Origins of Taijiquan
The origins, history and evolution of taijiquan can be very interesting, but sometimes difficult or confusing to understand. Folk law and mythology shroud the origins of taijiquan.
Some accounts of the origins of taijiquan date back as far as the 8th Century (Tang dynasty) and credit the legendary figure of Xu Xuanping a Taoist poet from the Wudang mountain region as a forbearer of the art. Others (Crompton, 1993) credit the Taoist monk Zhang Sanfeng (Chang San-Feng or Chang Sanfeng) a legendary figure said to have lived during the 12th century (Song Dynasty). Whilst most reports agree that Zhang Sanfeng was from the Wudang mountain region, some, however, have him living during the 15th century (Yuan dynasty). Zhang Sanfeng is often credited with the creation of the “internal martial arts” the origins of taijiquan.
The Chinese martial arts developed significantly throughout the Ming (1368–1644) and Qing (1644–1911) dynasties. However as many of the instructors where not literate and much of the teaching was kept hidden there is little documented for that time.
The following are some of the legendary figures that are said to have influenced the development of taijiquan.
Historical Evolution of Taijiquan
Till the mid-1700s the taijiquan literature contains many gaps and contradictory accounts about practitioners and the styles. One popular account during this period is that of Chen Wangting a Royal Guard of the Chen village during the Ming Dynasty is credited, as the founder of the Chen style of taijiquan.
From the mid 1700s the history of the prominent lineages becomes clearer. With Chen Changxing (1771–1853) an influential martial artist of the Chen style lineage training Yang Luchan, who was to become know as the founder of the Yang style of taijiquan.

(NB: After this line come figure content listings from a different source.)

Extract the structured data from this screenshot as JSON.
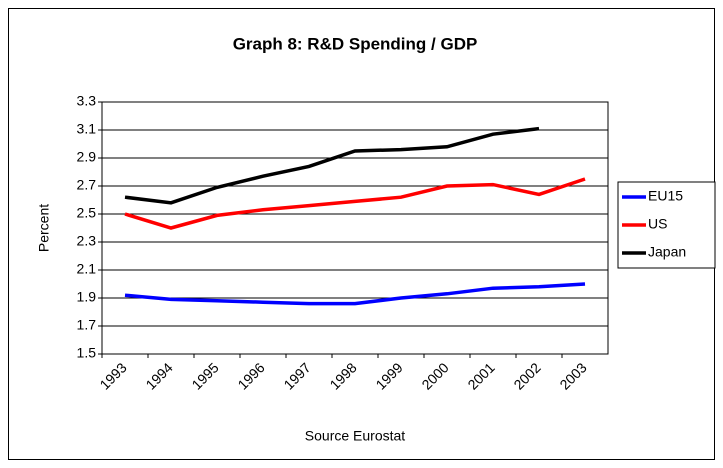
{
  "chart_data": {
    "type": "line",
    "title": "Graph 8: R&D Spending / GDP",
    "x_label": "Source Eurostat",
    "y_label": "Percent",
    "categories": [
      "1993",
      "1994",
      "1995",
      "1996",
      "1997",
      "1998",
      "1999",
      "2000",
      "2001",
      "2002",
      "2003"
    ],
    "series": [
      {
        "name": "EU15",
        "color": "#0000ff",
        "values": [
          1.92,
          1.89,
          1.88,
          1.87,
          1.86,
          1.86,
          1.9,
          1.93,
          1.97,
          1.98,
          2.0
        ]
      },
      {
        "name": "US",
        "color": "#ff0000",
        "values": [
          2.5,
          2.4,
          2.49,
          2.53,
          2.56,
          2.59,
          2.62,
          2.7,
          2.71,
          2.64,
          2.75
        ]
      },
      {
        "name": "Japan",
        "color": "#000000",
        "values": [
          2.62,
          2.58,
          2.69,
          2.77,
          2.84,
          2.95,
          2.96,
          2.98,
          3.07,
          3.11,
          null
        ]
      }
    ],
    "ylim": [
      1.5,
      3.3
    ],
    "yticks": [
      1.5,
      1.7,
      1.9,
      2.1,
      2.3,
      2.5,
      2.7,
      2.9,
      3.1,
      3.3
    ],
    "grid": true,
    "legend": "right"
  }
}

“In 1852, Yang Luchan moved to Beijing and was appointed to teach his boxing to the Imperial Guard and members of the Qing Court. In taking the practice out of the village context, Yang played a defining role in triggering the wider dissemination of taijiquan through the major Chinese cities.” (Ryan, 2008, p. 530)
Yang Luchan passed his art onto many students and his two sons Yang Banhou and Yang Jianhou. The development of the “small frame” of the Yang style is credited to Yang Banhou. The youngest son of Yang Luchan, Yang Jianhou was also a well-known instructor of the time. Yang Jianhou passed on his art to his sons Yang Chengfu and Yang Shao-hou. Yang Chengfu is credited with introducing Yang style to the public.
Over time many other styles evolved from the Chen and Yang. Wǔ Yuxiang a student of Yang Luchan, combined techniques from his studies of both Yang and Chen styles, to develop what was to eventually be known as the Wu Hao or Hao style of taijiquan.
Wu Quanyou (another of Yang Luchan’ students) and his son Wu Jianquan are credited with refining the Yang ‘small frame’ approach which evolved into what is now known as the Wu style of taijiquan.
Sun Lutang, who learned taijiquan from Hao Weizhen (a Wu Hao style descendant) then integrated other forms of Chinese Wushu with his taijiquan knowledge. This unique approach was then to become known as the Sun style taijiquan.
The following is a list of some of the individuals that have influenced the establishment or development of taijiquan over history.
Modernisation of Taijiquan
The early part of the 20th century saw major changes to the traditional hand forms of the main styles. Chen Fake (Chen style), Yang Chengfu (Yang style), Wu Gongyi (Wu style) and Hao Yueru (Wu Hao style) changed ‘what’ was being taught and ‘how’ it was taught. Many of these changes were to enable the teaching of larger groups of students.
In 1956, the People’s Republic of China government through the Chinese State Physical Culture and Sports Commission standardised taijiquan to create the first ‘modern’ form. This was known as the ‘Simplified 24-step’ taijiquan and is based on the Yang style of taijiquan.
“Since the 1950s, … further modifications have occurred including varying the number of movements (24-form, 42-form, 48- form, 88-form). Of these, the 24-form is the most frequently used in public programs and public health promotion. Subsequent development has further simplified the 24- form routine into 8- and 16-form routines” (Guo, et al., 2014, pp. 3-4)
The modern styles of taijiquan are embraced and practised for a range of reasons and offers an art form that spans the martial, sports and therapeutic modalities.
- Crompton, P. H. (1993). The Art of T’ai Chi. Rockport, MA: Element Books Ltd.
- Guo, Y., Qiu, P., & Liu, T. (2014). Tai Ji Quan: An overview of its history, health benefits, and cultural value. Journal of Sport and Health Science, 3(1), 3-8.
- Ryan, A. (2008). Globalisation and the ‘Internal Alchemy’ In Chinese Martial Arts: The Transmission of Taijiquan to Britain. East Asian Science, Technology and Society 2(4), 525-543.